Сестра закивала в знак согласия и сказала:
- Да, знаю. Во сне она бог знает что вытворяет.
- Что, например? Что именно вытворяет?
- Поет какие-то жуткие песни.
- На какие слова?
- Вообще без слов. Просто напевает мелодии. Только мелодии просто ужасные, их и музыкой-то назвать нельзя. И голос у нее становится какой-то странный, скрипучий. Она очень крепко спит. Теперь стала спать больше, и это к лучшему, как мне кажется. Она всегда начинает нервничать, если ее не выпускают на улицу.
Элен, несомненно, нравилась сестре. Было трудно не испытывать к девочке сочувствия, но Элен хотела, старалась понравиться окружающим, и люди ее любили. Во всяком случае, те из них, кому удавалось побороть ужас при виде плоского пространства под простыней возле ее туловища.
- Послушайте, - сказал я, - может, все-таки ее одеть и вывезти на улицу, несмотря на дождь?
Сестра покачала головой.
- Дело не только в дожде. Похолодало. А после того взрыва она ведь так до конца и не оправилась, у нее нет сил сопротивляться болезни. Понимаете, слишком велики шансы, что она может умереть от самой обычной простуды. А я не хочу рисковать.
- Значит, мне надо приезжать к ней почаще, - сказал я. - Как можно чаще. С ней что-то происходит, и это пугает ее до смерти. Ей кажется, что она умрет.
- Ох, бедняжка, - сказала сестра. - С чего она взяла?
- Не важно. Может, кто-то из ее вымышленных друзей слегка отбился от рук.
- Но вы же говорили, что от них никакого вреда.
- Раньше так и было.
Покидая лечебницу, я еще раз зашел в комнату Элен. Она спала, и я услышал, как она поет. Жутко.

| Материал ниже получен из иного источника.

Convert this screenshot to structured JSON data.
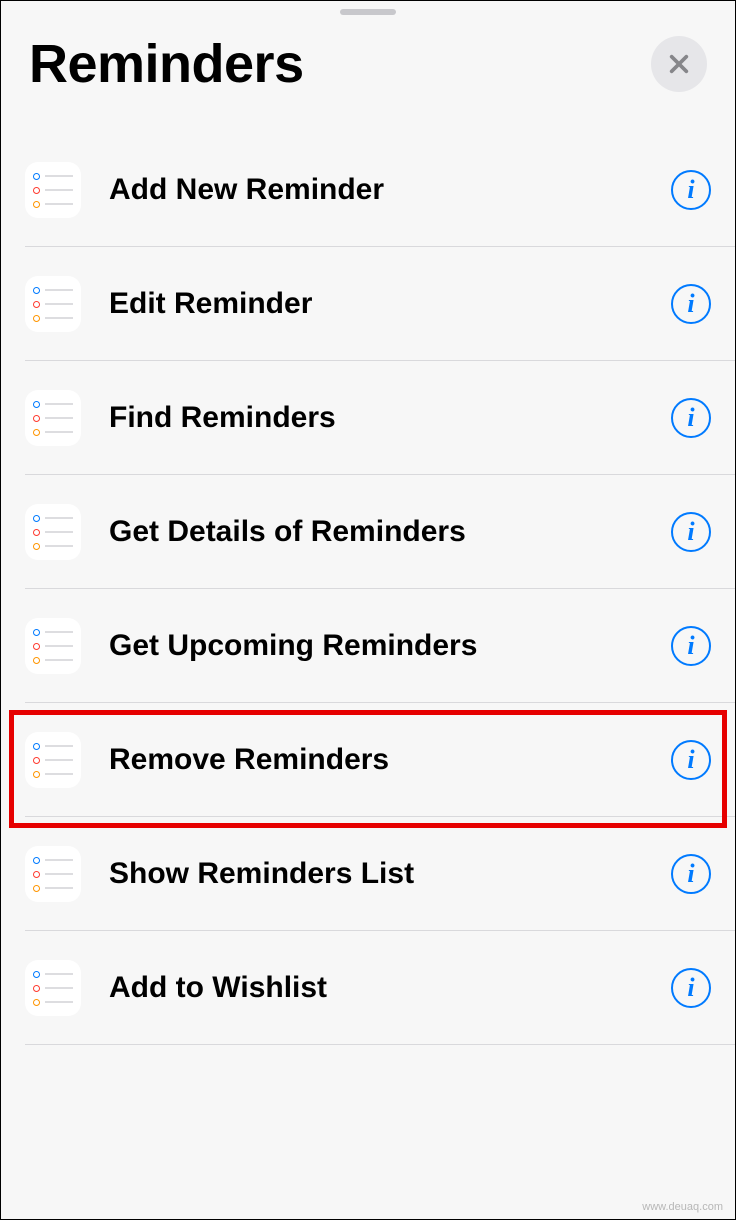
{
  "header": {
    "title": "Reminders"
  },
  "actions": [
    {
      "label": "Add New Reminder"
    },
    {
      "label": "Edit Reminder"
    },
    {
      "label": "Find Reminders"
    },
    {
      "label": "Get Details of Reminders"
    },
    {
      "label": "Get Upcoming Reminders"
    },
    {
      "label": "Remove Reminders"
    },
    {
      "label": "Show Reminders List"
    },
    {
      "label": "Add to Wishlist"
    }
  ],
  "highlighted_index": 5,
  "watermark": "www.deuaq.com"
}
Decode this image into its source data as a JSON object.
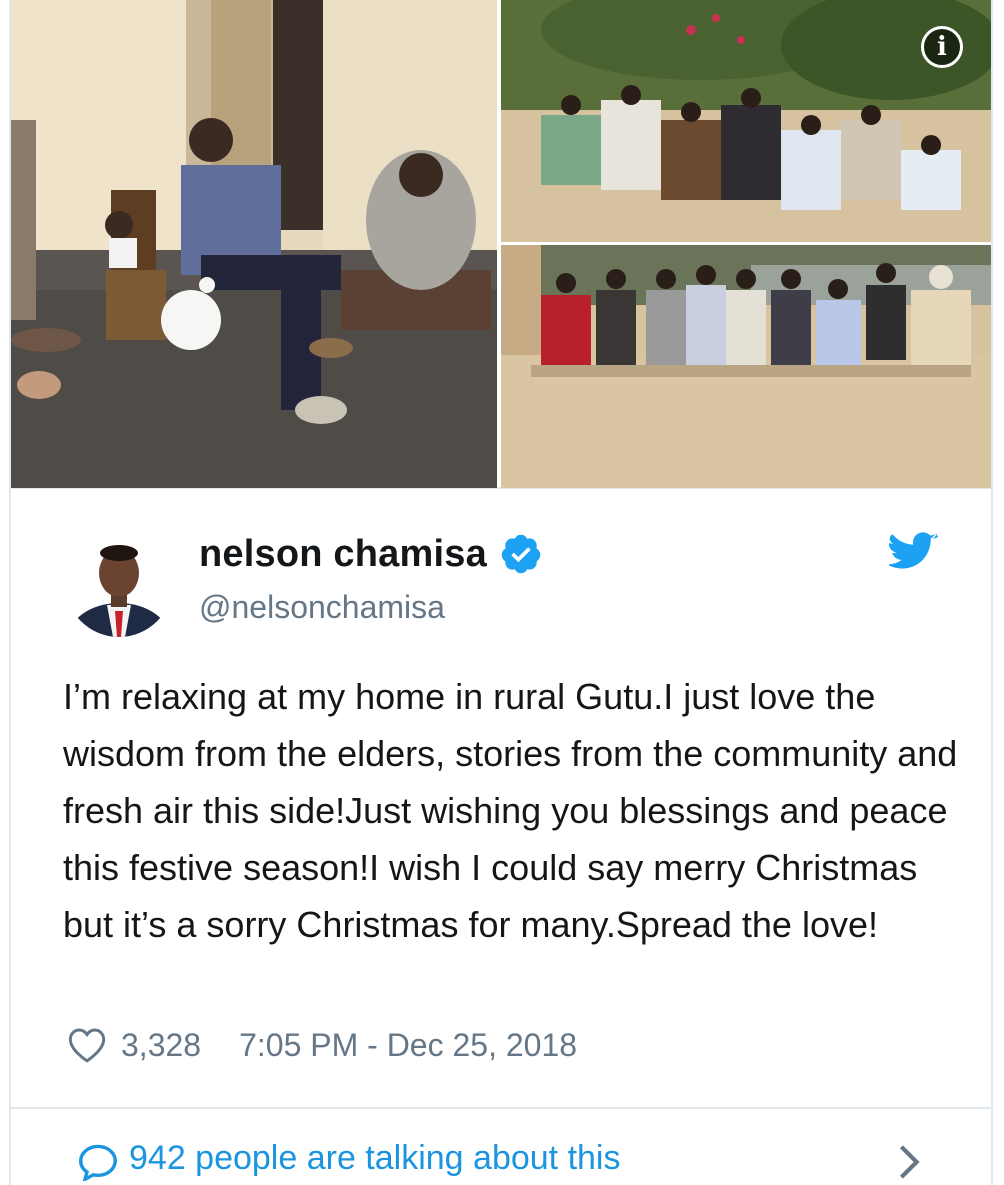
{
  "media": {
    "info_icon": "info-icon"
  },
  "author": {
    "display_name": "nelson chamisa",
    "handle": "@nelsonchamisa",
    "verified_icon": "verified-badge-icon",
    "platform_icon": "twitter-bird-icon"
  },
  "tweet": {
    "text": "I’m relaxing at my home in rural Gutu.I just love the wisdom from the elders, stories from the community and fresh air this side!Just wishing you blessings and peace this festive season!I wish I could say merry Christmas but it’s a sorry Christmas for many.Spread the love!",
    "likes": "3,328",
    "timestamp": "7:05 PM - Dec 25, 2018"
  },
  "footer": {
    "talking_label": "942 people are talking about this",
    "comment_icon": "comment-icon",
    "chevron_icon": "chevron-right-icon"
  },
  "colors": {
    "accent": "#1da1f2",
    "link": "#1b95e0",
    "muted": "#657786",
    "border": "#e1e8ed"
  }
}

Временами можно было узнать обрывки мелодии Копланда, которые она слушала недавно, но очень искаженные, а все остальное вообще не вызывало никаких ассоциаций, это и музыкой назвать было нельзя. То в ее голосе звучали высокие незнакомыеноты, то вдруг он становился низким, грубым, скрипучим, а один раз ясно послышался скрежет мощного двигателя, доносящийся сквозь металлические стены, - тяжелый гулкий звук, тонущий в бесконечной пустоте.